Loughner to get more treatment to prep for trial

Loughner to get more treatment to prep for trial

CREATED Feb 6, 2012

Reporter: Craig Smith

TUCSON (KGUN9-TV) - The man charged with wounding former Congresswoman Gabrielle Giffords, and eleven others and killing six may be getting closer to competence for trial.
Monday, a Federal Court judge ruled Jared Lee Loughner should get another four months of mental health treatment.

To stand trial, Loughner must be judged competent enough to understand the case against him well enough to help his attorney's defend him.
Monday a judge ruled there's been progress enough to suggest more treatment will make Loughner ready for trial.

Loughner stayed in a Federal psychiatric hospital for this latest hearing.
In May an outburst from Loughner made U.S. Marshals pull him from court.
In a September hearing, after forced medication, Loughner barely moved.
Then, Federal Judge Larry Burns to ruled Loughner incompetent for trial.  He sent Loughner back to a Federal Prison hospital for more treatment.
Now, the judge has ruled Loughner is making enough progress to continue treatment towards making him fit for trial.

Loughner's psychologist reports, he participates in group therapy now, speaks more logically, and maintains eye contact.
He's not pacing his cell as much as before.  He's more cooperative, and seems to understand his case better but still lacks enough of a grip on his legal situation to be competent for trial.

Clarke Romans of the National Alliance on Mental Illness  says functioning in group sessions could help prepare Loughner for a courtroom environment.
Romans says medication may help put a person on trial who's very different from the one who committed the crime.

KGUN9 reporter Craig Smith asked Romans: "Are you questioning the fairness of trying somebody whose mental state may have been totally out of control at the time of the crime?"

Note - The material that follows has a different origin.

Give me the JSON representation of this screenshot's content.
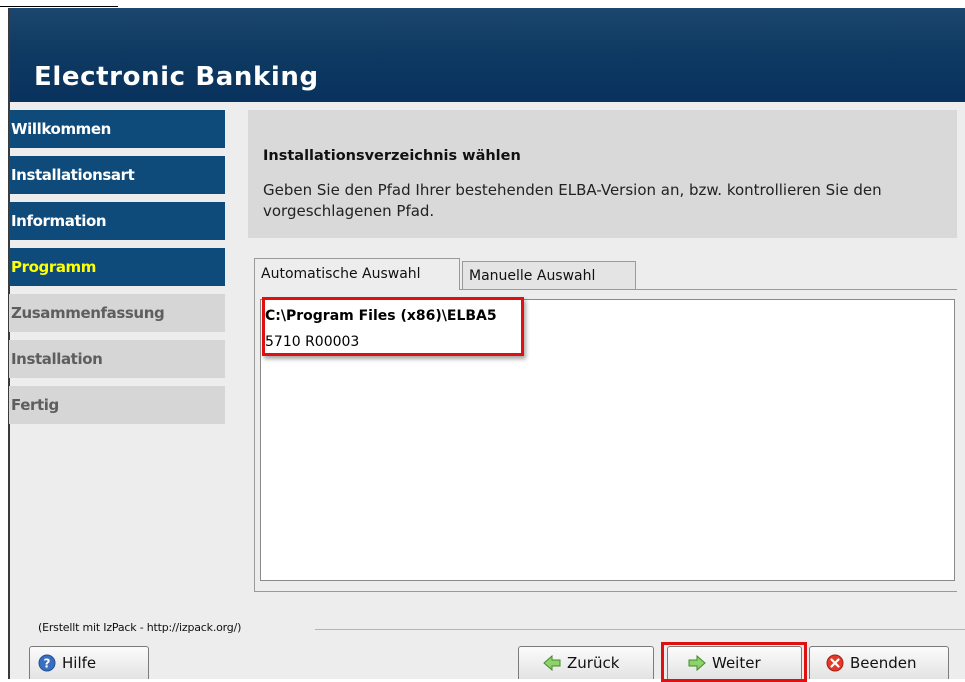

Romans: "Yeah.  I think they're trying two different people.  They're trying somebody who's had their mental capacities restored to some extent so they can do what we consider normal activities: speaking, sitting still in a quiet courtroom, not having outbursts, not making funny faces or otherwise demonstrating that their mind is really not functioning normally."

The judge ordered a new hearing on competence in June with a psychologist report due two weeks before. 

Loughner's attorneys have been fighting his forced medication but they did not dispute the idea of sending him back for more treatment.